No, you can eat and drink normally while taking diltiazem.
Will it affect my contraception?
Will it affect my fertility?
There's no firm evidence to suggest that taking diltiazem will reduce fertility in either men or women.
If you're trying for a baby, or having problems getting pregnant while taking diltiazem, then speak to your doctor.
Can I drive or ride a bike?
Diltiazem can make some people feel dizzy. If this happens to you, do not drive a car, ride a bike, or use tools or machinery until you feel better.
Can lifestyle changes help angina?
Cut down on salt – eating too much salt is the biggest cause of high blood pressure. The more salt you eat, the higher your blood pressure will be. Aim for no more than 6g of salt a day.
Quit smoking – smoking increases your heart rate and blood pressure. Quitting smoking brings down your blood pressure and relieves heart failure symptoms. Try to avoid second-hand smoke.
Cut down on alcohol – drinking too much alcohol raises blood pressure over time. It makes heart failure worse too. Try to keep to the recommended guidelines of not drinking more than 14 units of alcohol a week on a regular basis. A standard glass of wine (175ml) is 2 units. A pint of lager or beer is usually 2 to 3 units of alcohol.
Exercise regularly – doing regular exercise lowers blood pressure by keeping your heart and blood vessels in good condition. It does not need to be intense; walking every day will help.
Eat well – aim to include plenty of fruit and veg, wholegrains, fat-free or low-fat dairy products and lean proteins in your diet.
Deal with stress – when you're anxious or upset, your heart beats faster, you breathe heavily and your blood pressure often goes up. This can make heart failure worse too. Find ways to reduce stress in your life. To give your heart a rest, try napping or putting your feet up when possible. Spend time with friends and family to be sociable and help avoid stress.
Vaccinations – if you have heart failure, it's recommended that you have the flu jab every year and the pneumococcal vaccine every 5 years. Ask your doctor about these vaccines. You can have them free on the NHS.
Can lifestyle changes help (and/or help to prevent) anal fissures?
An anal fissure is another name for a tear that happens in your anus. There are many reasons why the skin can tear in your anus.

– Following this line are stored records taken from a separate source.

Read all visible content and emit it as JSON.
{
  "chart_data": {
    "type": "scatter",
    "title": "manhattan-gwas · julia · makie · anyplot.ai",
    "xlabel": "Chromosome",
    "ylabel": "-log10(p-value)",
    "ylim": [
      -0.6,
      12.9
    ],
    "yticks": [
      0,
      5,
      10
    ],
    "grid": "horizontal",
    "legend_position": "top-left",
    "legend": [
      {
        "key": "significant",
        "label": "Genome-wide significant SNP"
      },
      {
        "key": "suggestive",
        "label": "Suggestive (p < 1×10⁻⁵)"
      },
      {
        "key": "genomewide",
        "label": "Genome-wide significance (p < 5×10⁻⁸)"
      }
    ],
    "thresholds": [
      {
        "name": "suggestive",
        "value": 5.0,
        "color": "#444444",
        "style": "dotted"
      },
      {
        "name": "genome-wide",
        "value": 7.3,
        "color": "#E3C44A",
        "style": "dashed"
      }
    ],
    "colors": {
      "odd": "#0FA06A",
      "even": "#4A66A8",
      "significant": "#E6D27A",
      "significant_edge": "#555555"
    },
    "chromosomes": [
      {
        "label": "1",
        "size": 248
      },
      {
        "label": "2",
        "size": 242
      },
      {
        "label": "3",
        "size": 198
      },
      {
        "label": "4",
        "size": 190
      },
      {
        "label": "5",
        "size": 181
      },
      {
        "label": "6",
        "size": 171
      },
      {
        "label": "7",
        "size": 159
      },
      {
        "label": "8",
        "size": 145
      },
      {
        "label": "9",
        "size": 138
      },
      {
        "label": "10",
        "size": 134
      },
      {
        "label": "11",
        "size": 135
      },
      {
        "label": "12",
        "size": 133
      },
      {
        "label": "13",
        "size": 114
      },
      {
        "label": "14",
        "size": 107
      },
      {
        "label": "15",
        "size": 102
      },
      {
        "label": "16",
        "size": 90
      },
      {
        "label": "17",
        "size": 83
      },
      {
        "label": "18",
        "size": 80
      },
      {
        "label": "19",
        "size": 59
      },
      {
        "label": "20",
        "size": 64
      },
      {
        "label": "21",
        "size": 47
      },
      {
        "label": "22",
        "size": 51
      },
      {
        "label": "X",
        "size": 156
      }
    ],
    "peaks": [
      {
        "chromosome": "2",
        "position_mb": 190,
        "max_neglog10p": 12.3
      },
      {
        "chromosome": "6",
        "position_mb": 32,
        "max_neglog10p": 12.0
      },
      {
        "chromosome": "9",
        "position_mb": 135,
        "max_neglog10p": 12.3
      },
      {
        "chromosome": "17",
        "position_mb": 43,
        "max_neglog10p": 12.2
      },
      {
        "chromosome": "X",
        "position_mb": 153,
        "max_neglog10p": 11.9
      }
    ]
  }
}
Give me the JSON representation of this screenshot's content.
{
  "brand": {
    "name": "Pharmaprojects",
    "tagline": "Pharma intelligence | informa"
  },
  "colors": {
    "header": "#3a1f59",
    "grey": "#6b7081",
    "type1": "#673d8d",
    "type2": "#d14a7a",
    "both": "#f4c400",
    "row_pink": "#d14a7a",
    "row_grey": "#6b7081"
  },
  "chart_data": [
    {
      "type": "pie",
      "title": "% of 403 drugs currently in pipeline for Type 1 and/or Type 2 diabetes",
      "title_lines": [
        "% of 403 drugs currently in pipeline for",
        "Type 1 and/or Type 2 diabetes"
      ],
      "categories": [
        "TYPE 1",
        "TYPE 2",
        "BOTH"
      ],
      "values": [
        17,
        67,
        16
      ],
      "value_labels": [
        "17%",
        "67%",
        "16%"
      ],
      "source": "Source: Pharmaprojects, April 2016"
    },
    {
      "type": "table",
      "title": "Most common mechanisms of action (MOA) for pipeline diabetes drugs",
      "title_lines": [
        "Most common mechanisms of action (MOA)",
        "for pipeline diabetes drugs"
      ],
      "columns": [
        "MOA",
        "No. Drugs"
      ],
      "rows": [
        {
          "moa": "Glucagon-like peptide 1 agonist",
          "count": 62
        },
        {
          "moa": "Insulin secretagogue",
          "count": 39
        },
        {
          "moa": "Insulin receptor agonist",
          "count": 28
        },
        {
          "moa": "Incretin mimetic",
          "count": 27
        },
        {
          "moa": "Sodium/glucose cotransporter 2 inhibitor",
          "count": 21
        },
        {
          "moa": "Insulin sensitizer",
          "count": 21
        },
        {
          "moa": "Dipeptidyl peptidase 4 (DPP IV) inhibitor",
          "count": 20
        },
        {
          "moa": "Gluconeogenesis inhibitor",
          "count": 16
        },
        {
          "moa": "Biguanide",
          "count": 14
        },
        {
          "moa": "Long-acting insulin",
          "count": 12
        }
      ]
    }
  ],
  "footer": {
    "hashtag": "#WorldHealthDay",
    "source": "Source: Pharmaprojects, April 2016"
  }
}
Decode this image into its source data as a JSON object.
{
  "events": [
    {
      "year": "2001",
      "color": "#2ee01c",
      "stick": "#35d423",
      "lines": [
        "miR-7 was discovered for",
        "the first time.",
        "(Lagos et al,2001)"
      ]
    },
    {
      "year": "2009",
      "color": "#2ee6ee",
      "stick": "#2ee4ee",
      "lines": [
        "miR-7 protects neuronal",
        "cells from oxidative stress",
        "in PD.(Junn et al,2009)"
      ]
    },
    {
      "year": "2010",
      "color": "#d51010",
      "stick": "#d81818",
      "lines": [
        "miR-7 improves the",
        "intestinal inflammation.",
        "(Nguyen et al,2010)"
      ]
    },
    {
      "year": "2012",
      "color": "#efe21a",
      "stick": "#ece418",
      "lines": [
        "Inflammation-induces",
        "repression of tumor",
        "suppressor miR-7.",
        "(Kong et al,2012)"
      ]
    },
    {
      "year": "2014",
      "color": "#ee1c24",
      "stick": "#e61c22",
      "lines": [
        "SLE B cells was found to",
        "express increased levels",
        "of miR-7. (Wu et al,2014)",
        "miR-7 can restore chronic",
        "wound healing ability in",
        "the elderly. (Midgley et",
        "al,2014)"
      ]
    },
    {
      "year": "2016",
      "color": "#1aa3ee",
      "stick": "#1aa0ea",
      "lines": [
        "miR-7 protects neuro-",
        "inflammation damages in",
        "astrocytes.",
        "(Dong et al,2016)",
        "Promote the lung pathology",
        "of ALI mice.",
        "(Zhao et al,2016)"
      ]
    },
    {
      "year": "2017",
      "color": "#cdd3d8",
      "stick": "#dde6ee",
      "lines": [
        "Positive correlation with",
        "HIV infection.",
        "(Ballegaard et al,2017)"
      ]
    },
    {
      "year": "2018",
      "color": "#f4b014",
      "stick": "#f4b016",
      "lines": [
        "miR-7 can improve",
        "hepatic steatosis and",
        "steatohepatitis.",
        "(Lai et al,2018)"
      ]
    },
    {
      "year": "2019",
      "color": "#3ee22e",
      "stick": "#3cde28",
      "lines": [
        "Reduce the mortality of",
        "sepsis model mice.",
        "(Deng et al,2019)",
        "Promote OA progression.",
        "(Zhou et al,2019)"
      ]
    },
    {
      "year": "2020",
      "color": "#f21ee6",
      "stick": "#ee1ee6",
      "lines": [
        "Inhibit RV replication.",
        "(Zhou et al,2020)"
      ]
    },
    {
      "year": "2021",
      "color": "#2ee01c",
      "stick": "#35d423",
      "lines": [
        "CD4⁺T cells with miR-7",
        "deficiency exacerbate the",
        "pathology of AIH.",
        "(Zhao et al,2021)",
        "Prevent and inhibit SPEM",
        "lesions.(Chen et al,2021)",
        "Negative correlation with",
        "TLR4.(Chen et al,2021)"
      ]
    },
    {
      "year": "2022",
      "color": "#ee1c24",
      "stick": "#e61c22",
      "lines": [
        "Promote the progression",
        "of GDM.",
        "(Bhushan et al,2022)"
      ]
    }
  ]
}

It's usually caused by constipation or persistent diarrhoea.
You can make some changes to your lifestyle to help make going to the toilet easier. This will allow existing tears to heal, as well as reduce your chances of getting a new tear in the future:
- include plenty of fibre in your diet, such as fruit and vegetables and wholemeal bread, pasta and rice – adults should aim to eat at least 30g of fibre a day
- staying well hydrated by drinking plenty of fluids
- not ignoring the urge to poo – this can cause your poo to dry out and become harder to pass
- exercising regularly – try and do at least 150 minutes of moderate-intensity activity a week, or 75 minutes of vigorous-intensity activity a week
You can help soothe the pain by taking simple painkillers, or by soaking your bottom in a warm bath several times a day, particularly after a poo.